At Padua Hawkwood was gladly entertained by his old pupil Francis Novello, but the total defeat of Armagnac and the facilities thus afforded to the Visconti of carrying the war into Tuscany, forced him to retire by rapid marches across the Apennines the Apennines for the protection of Florence. There, after weeks of skilful manœuvring and one brilliant victory, the campaign was finally brought to an end by a general peace, and Hawkwood finally retired into private life at Florence.

There all was done for him that a grateful city could do. The Florentines, when they heard of his straits north of the Po, had given up their army for lost; and yet it had returned to them, weakened indeed, but still strong and efficient, after a retreat which for skill, courage and resolution must be reckoned among the most memorable in history. And this it owed to an old man past seventy, an adventurer who, if he had followed the example of most of his kind, would have cared for nothing but to save his own skin and left his army to its fate. The city had already voted him rewards

during the campaign; it now gave him a handsome pension for his life, to be continued to his widow after his death, provided dowries for his daughters, and set about erecting a monument to contain his ashes when his end should come. He appears, however, to have been constantly in pecuniary difficulties, from which Florence with inexhaustible generosity as constantly delivered him.

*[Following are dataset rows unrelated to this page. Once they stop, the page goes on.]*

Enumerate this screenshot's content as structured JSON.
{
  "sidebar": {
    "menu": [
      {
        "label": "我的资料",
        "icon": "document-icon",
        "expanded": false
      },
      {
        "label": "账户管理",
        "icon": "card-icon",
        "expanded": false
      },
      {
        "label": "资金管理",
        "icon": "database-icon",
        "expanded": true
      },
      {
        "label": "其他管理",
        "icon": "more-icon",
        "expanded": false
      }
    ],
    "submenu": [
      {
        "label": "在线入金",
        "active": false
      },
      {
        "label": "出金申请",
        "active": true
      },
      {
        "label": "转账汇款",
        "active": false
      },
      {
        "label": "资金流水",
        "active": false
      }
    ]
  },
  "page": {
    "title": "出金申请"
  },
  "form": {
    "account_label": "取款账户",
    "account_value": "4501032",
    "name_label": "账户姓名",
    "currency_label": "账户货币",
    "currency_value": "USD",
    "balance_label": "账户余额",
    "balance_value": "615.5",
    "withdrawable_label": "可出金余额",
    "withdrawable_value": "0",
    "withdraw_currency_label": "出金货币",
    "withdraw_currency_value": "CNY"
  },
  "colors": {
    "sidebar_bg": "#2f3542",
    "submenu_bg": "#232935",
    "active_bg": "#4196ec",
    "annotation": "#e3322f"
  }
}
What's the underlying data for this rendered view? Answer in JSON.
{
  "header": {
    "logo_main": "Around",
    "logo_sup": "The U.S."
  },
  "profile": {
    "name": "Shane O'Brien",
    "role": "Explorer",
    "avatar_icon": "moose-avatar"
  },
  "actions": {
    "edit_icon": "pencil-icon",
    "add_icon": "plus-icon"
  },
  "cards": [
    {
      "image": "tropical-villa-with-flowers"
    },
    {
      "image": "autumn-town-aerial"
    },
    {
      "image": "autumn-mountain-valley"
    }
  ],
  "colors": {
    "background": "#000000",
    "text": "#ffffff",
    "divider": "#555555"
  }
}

At last, in 1394, the heart of the old man grew sick for home. He asked that his pension might be commuted to a lump sum, and within five days after the application he was dead. Florence mourned him with a great public funeral, and raised to him the monument which is still to be seen in the Duomo. But Richard the Second, to his honour, claimed the ashes of so great a soldier for England, and Florence with great courtesy consented to part with them. So at last Hawkwood went home; and his body was buried under the gray skies of England, whose memory not forty years of sunny Italy could banish from the rough old warrior's heart.

In England he survives as little but a name; but in Florence the inscription may still be read on his monument: JOANNES ACUTUS EQUES BRITANNICUS DUX ÆTATIS SUÆ CAUTISSIMUS ET REI MILITARIS PERITISSIMUS HABITUS EST.

The most skilful general of his

age! There are but two Englishmen to whom this title has been universally conceded, John Churchill and John Hawkwood.